Mais en montrant les difficultés auxquelles Jack et Ennis doivent faire face, vous dénoncez un problème social…
Cela découle du film, mais ça n’a pas fait partie de mes motivations. Cette difficulté est liée à la condition humaine, elle va au-delà de la cause politique. Lorsque vous racontez une histoire d’amour, vous examinez la condition humaine, c’est plus profond, plus infini et donc plus important.

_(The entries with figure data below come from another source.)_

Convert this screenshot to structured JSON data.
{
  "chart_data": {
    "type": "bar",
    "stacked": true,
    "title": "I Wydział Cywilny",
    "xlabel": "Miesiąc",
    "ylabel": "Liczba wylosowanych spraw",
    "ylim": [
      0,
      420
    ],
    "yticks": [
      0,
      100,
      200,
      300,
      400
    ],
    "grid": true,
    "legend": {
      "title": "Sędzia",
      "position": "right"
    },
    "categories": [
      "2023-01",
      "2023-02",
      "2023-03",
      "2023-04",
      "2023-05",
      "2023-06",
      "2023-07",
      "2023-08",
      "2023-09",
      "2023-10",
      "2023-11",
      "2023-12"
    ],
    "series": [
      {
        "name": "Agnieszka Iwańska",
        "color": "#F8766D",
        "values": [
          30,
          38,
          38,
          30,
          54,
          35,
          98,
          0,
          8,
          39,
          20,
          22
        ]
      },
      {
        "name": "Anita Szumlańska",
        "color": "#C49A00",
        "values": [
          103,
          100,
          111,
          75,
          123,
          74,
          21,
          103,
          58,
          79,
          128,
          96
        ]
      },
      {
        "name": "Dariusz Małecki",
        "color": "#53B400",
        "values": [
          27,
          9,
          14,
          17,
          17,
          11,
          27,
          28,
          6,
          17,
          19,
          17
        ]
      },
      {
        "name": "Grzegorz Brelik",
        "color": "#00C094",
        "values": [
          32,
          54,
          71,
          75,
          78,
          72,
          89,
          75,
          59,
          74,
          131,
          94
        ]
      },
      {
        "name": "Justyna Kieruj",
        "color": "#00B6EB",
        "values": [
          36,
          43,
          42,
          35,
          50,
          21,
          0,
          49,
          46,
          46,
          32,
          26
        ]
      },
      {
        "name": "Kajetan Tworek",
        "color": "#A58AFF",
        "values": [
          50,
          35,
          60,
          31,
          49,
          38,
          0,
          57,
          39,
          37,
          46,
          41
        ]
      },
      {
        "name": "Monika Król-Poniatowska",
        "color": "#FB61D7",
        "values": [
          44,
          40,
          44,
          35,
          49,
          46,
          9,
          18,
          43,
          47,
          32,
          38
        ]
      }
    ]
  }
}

Vous avez réalisé, en 1993, «Garçon d’honneur», qui raconte aussi la difficulté d’un gay à vivre son homosexualité à cause d’une culture spécifique, en l’occurrence taïwanaise. Pourquoi êtes-vous si sensible à cette question?
La sexualité est aussi un problème dans «Garçon d’honneur», effectivement, mais ce n’est pas l’intrigue principale. J’ai dû néanmoins porter à l’écran le premier baiser homo du cinéma chinois! Il est vrai que les deux films montrent comment la société peut être basée sur des valeurs figées. J’aime parler de cela, car je l’ai moi-même vécu. Je suis né à Taïwan, mais de parents chinois. J’ai donc été éduqué dans une stricte tradition chinoise. J’ai ensuite émigré vers les Etats-Unis et, après seulement, j’ai pu visiter la Chine pour la première fois. J’ai donc une vaste expérience des problèmes d’identité: je sais ce que c’est que d’être un poisson hors de l’eau!

Gay, un genre au cinéma ?

Peut-on considérer que Brokeback Mountain est un film gay, suivant le point de vue de son réalisateur? L’enjeu est de savoir si le genre existe, et comment on le définit. «Un film gay est un film dont l’homosexualité est le sujet ou l’un des thèmes centraux, ou alors un film qui reprend les codes esthétiques ou culturels gays», explique Serge Kaganski, critique cinéma aux Inrockuptibles. Une conception que ne partage pas David Dibilio, programmateur au Festival de films gays et lesbiens de Paris: «A un moment, un film devient important pour les gays et les lesbiennes, et donc devient un film gay. Il s’agit de montrer ce qu’est le désir entre deux garçons ou deux filles, et non des personnages homos qui soient juste un alibi scénaristique ou un ressort comique.»
«Cinéma gay» et «gays au cinéma» seraient donc deux catégories. Cette dernière a connu une évolution positive: le nombre de films mettant en scène des personnages gays a explosé, et ces derniers sont moins souvent présentés comme des pervers ou des caricatures. Du coup, le cinéma gay est-il en danger?
«Si l’on ne s’intéresse qu’aux films qui font une carrière dans les salles, on peut penser qu’il n’y a plus vraiment de singularité, à part quelques réalisateurs comme Gus Van Sant ou Gregg Araki, ajoute D. Dibilio. Par contre, dans toute la production moins visible, celle que l’on peut découvrir dans les festivals, ce n’est pas du tout le cas et beaucoup de films présentent un point de vue original sur la société.»
Et Brokeback Mountain? «C’est un film qui conjugue visées grand public et cinéma d’auteur. Il présente une histoire d’amour bouleversante, extrêmement bien traitée, un regard juste sur l’amour entre hommes. C’est rare qu’un film commercial ne fasse pas honte aux pédés, qu’il ne soit pas caricatural», juge D.Dibilio. «Finalement, le genre est secondaire, estime S.Kaganski. Il y a des films gays qui se fondent dans d’autres catégories et il y a des films non gays qui comportent des personnages gays. Toutes les combinaisons sont possibles. L’essentiel c’est: un film est-il bon, intéressant, émouvant, singulier, inventif ou pas?» D.P.